As for giving young readers visuals alongside their texts, the past decade has seen an increasing amount of art in middle-grade novels. After decades of cost-cutting, interior illustrations have returned, pushed by Harry Potter and Lemony Snicket. We’ve seen novels with art integrated into the storytelling: Hugo Cabret, Ellie McDoodle, Spiderwick Chronicles, Diary of a Wimpy Kid, True Meaning of Smekday, and so on. We’ve even seen the rise to respectability of the comics form, including TOON Books for beginning readers. So our culture doesn’t lack for books combining pictures and words; perhaps they’re just changing form.
4 comments:
Some good points here, Mr. Bell! Question: which do you think came first: the shrinkage of B & N's picture book section (not to mention its financial woes) or the publishers' publishing less? Or was it simultaneous?
I actually thought my conclusion was similar to yours --- that the format is changing.
Given the lead time of the format, I think publishers were still issuing picture books in pretty big numbers at the same time that they started slowing their acquisitions of new titles.

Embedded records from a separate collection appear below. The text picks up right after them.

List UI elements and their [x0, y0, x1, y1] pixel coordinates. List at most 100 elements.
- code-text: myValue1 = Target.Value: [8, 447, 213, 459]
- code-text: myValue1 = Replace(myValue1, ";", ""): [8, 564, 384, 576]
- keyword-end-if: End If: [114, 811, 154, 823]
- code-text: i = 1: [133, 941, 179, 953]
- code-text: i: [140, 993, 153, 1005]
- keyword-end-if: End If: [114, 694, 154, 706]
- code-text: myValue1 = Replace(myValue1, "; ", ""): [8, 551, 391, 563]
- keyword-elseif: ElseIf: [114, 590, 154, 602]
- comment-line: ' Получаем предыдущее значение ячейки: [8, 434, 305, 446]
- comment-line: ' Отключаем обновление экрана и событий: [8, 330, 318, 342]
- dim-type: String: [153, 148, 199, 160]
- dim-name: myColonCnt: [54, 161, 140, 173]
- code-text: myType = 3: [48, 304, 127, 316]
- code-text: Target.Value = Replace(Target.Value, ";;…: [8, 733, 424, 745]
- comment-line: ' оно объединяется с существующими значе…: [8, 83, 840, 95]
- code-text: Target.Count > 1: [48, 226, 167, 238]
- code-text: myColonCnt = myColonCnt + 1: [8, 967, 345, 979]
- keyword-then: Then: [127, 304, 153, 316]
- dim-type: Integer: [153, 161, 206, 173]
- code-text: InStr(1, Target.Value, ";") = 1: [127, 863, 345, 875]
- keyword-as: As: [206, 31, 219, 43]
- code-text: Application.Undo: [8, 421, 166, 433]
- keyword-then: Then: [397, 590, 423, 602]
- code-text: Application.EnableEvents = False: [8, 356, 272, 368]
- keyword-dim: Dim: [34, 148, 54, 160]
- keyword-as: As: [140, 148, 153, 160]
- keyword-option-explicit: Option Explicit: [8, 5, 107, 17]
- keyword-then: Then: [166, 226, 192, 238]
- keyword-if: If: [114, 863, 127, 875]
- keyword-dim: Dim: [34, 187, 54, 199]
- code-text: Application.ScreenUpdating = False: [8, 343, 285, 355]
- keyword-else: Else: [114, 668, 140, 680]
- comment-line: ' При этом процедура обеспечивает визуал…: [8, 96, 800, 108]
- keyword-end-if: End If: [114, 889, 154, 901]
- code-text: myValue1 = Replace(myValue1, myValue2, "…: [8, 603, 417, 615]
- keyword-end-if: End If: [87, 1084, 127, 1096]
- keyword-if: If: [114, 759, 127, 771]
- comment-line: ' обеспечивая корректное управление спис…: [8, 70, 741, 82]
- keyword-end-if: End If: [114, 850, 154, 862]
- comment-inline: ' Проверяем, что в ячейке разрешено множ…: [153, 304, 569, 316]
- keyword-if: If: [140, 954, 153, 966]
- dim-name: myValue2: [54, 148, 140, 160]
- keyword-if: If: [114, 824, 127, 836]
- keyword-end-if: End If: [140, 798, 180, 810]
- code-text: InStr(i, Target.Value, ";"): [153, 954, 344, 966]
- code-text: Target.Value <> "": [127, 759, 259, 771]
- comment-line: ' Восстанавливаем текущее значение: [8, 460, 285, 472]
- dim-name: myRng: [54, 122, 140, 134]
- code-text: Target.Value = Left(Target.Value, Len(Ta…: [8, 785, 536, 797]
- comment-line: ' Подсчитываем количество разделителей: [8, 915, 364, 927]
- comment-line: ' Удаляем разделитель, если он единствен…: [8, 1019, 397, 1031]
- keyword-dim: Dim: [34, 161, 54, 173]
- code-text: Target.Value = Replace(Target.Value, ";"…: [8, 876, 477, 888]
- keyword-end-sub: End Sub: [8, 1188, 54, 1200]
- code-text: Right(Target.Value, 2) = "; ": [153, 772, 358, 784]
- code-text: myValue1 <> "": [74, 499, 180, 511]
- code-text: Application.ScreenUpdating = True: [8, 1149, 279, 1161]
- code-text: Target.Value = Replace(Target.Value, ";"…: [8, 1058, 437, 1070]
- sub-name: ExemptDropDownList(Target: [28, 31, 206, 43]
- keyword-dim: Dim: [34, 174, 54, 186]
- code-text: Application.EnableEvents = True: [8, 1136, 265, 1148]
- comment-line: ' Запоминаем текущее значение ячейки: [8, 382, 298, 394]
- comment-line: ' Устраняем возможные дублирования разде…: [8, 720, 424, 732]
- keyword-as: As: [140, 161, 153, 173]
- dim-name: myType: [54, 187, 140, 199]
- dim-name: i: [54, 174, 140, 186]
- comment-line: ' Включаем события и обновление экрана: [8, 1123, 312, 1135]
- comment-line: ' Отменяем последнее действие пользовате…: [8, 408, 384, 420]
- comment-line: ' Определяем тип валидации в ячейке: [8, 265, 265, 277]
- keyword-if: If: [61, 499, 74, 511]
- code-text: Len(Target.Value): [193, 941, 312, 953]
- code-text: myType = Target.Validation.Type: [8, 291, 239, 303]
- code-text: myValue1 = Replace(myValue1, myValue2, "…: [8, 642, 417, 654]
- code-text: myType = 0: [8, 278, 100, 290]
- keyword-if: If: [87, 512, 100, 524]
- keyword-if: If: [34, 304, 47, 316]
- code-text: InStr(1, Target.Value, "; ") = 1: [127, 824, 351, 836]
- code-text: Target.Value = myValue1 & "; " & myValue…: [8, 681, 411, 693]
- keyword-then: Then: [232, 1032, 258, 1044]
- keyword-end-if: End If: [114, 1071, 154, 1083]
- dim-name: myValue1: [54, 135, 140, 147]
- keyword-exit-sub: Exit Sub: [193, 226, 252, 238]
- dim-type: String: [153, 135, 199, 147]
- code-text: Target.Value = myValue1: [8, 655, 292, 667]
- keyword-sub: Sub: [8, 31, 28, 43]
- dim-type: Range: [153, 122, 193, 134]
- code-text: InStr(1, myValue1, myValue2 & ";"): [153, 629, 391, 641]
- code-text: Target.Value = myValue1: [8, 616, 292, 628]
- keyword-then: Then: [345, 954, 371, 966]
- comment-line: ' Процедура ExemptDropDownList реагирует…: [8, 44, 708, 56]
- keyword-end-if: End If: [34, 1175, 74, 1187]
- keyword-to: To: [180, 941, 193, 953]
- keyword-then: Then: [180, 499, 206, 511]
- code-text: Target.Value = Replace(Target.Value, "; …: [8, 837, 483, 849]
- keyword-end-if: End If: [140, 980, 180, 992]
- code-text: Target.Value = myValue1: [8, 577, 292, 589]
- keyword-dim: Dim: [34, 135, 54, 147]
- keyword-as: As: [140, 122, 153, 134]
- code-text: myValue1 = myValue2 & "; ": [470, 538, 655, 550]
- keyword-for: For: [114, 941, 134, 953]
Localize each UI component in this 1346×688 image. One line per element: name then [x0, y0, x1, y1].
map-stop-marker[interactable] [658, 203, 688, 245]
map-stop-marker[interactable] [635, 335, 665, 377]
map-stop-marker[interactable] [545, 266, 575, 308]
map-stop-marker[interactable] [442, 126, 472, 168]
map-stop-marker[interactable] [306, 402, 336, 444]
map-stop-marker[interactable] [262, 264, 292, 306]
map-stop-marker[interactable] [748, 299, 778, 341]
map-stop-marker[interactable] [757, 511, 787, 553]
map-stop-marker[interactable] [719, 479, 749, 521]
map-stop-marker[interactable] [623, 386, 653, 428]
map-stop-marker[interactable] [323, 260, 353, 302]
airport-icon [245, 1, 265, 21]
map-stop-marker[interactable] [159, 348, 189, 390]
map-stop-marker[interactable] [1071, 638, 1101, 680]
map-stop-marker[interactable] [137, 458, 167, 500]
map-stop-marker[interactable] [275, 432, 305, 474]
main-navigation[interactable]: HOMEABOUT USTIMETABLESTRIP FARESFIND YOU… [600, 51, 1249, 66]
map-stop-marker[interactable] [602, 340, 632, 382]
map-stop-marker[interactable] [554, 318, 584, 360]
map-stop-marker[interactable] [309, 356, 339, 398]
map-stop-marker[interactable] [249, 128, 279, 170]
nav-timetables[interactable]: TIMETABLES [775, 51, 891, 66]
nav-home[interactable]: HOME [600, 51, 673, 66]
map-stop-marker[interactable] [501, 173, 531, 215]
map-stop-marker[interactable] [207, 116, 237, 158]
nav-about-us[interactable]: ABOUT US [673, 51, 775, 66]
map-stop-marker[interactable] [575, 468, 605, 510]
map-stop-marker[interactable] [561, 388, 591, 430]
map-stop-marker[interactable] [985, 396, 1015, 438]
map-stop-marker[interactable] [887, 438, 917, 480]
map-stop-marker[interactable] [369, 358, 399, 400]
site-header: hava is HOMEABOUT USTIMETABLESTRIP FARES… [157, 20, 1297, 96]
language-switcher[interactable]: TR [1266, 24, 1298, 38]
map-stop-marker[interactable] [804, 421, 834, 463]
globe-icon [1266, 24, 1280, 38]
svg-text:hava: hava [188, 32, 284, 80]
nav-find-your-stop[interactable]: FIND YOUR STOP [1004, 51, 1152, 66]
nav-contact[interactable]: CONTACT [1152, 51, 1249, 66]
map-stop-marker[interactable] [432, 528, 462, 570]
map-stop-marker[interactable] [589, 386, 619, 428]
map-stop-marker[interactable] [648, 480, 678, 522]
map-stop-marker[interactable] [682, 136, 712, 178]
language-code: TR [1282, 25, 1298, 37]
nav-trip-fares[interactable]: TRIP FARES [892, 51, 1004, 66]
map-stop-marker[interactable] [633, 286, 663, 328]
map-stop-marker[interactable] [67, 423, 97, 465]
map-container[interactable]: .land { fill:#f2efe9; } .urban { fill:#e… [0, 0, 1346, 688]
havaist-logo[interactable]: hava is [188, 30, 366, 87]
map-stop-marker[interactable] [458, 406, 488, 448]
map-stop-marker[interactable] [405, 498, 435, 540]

Beyond that, I think slower sales drove B&N’s changes and publishers’ choices simultaneously. The chain chose to put its resource of space behind the products that offered the most profit. Publishers don’t really have the money or infrastructure for market research beyond the sales figures they get from booksellers and wholesalers, and B&N is one of their biggest customers, so that change no doubt had a ripple effect back in the editors’ offices.
Sorry, Monica; I read your essay as concluding that there are new forms coming in addition to today’s typical picture books, whereas I think that our idea of what’s typical about picture books might change. Probably just two ways of looking at or expressing the same ideas.